Uçak, hızlı, pratik ve de güvenli olması sebebi ile günümüzün en sık kullanılan ulaşım araçlarından biridir. Ve uçuşlar, bir kısmına aşina olduğumuz bazı riskler barındırıyor. Uçak yolculukları genellikle kısa sürdüğü ve yolcu konforu esas alındığı için sevilir. Bizzat ben de çileli otobüs, araç vb. ulaşım araçları yerine ne olduğunu anlamadan varmak istediğim yerde olmayı seviyor ve uçak tercih ediyorum. Ama bazı rotalar var ki uçak yolculukları 8, 10 ve daha uzun saatler sürebiliyor.
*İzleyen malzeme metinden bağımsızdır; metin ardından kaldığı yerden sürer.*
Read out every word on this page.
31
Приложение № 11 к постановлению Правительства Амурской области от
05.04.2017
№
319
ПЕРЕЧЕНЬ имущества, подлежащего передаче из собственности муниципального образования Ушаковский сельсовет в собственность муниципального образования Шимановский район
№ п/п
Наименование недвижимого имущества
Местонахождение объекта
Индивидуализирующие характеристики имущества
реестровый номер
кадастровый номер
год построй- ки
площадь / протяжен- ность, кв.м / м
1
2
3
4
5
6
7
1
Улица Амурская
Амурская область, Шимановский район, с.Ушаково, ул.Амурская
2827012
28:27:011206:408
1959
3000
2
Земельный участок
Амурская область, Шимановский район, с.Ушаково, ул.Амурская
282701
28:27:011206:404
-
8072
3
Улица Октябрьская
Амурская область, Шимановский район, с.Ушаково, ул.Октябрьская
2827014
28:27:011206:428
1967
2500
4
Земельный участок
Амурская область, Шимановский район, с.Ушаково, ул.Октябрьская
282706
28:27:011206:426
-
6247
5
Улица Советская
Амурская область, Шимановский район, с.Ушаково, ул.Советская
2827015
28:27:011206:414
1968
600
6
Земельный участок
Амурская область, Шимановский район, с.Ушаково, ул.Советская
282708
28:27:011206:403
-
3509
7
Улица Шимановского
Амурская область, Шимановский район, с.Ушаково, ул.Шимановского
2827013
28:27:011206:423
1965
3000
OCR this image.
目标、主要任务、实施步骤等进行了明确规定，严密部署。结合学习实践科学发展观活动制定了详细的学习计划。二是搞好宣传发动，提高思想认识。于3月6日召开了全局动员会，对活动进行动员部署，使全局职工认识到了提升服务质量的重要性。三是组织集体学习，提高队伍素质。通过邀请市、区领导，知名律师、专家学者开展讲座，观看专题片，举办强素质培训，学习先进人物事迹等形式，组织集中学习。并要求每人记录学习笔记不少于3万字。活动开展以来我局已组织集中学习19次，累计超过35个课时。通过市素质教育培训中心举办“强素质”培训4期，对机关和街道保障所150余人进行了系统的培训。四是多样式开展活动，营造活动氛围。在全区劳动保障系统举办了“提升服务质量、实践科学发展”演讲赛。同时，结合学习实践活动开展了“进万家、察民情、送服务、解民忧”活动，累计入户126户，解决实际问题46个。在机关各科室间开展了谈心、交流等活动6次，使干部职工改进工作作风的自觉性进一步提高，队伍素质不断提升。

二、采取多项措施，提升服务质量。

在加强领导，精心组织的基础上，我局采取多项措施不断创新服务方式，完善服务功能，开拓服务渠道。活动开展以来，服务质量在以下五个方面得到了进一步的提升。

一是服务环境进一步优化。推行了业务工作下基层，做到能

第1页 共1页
Az önce de belirttiğim gibi (o belirtmek de değil, direkt bağırmak oldu, birkaç cümle kadar susamadım hemen ikide attı kendini parmak uçlarımdan) uzun uçak yolculuklarının sağlık açısından bazı riskleri bulunuyor. Böyle planlarınız yoksa bile her yolcunun bilmesi gerekli görülen riskleri ve onları önlemenin yollarına bir göz atmak isterseniz, ekranınızı biraz kaydırabilirsiniz.

Sıvı kaybı

Uçak kabinlerindeki nem oranı genellikle %20’den azdır. Bu kuru havanın bir de az oksijen ile birleşmesi sıvı kaybına neden olabilir. Kahve veya alkollü içecekler idrar söktürücü etkileri sebebi ile sıvı kaybını hızlandırır. Dolayısıyla kısa uçuşlar için fazla bir etkisi olmasa da uzun süreli uçuşlar için aynı şey geçerli değil. Bol sıvı kaybettiğiniz bir uçuşun sonunda daha asabi, daha yorgun ve daha dağınık dikkatli olabilirsiniz. Bunları önlemenin en basit yolu, uçuş öncesi ve esnasında bolca sıvı tüketmektir. Uçuş esnasındaki ikramlar, bence de bazen çok cezbedici olabiliyor.  Ama ilerleyen saatlerde başınızın ağrımasını istemiyorsanız tercihinizi sudan yana yapmanız daha sağlıklı olacaktır.

Enfeksiyon

Uçak yolculuklarında yaşanan sıvı kaybı, mukus tabakasının kurumasına neden olur. Mukus tabakasının kuruması ise bağışıklık sisteminizi olumsuz yönde etkiler. Birçok insan ile aynı havayı saatlerce solumak, ortak alanları paylaşmak uçuşların enfeksiyon riskini artıyor. Elbette uçaklar her uçuş öncesi temizleniyor ve temizlenir. Ancak yine de önlem almış olmak için kemer tokası ve katlanır masa gibi yerleri kullanmadan önce silebilirsiniz.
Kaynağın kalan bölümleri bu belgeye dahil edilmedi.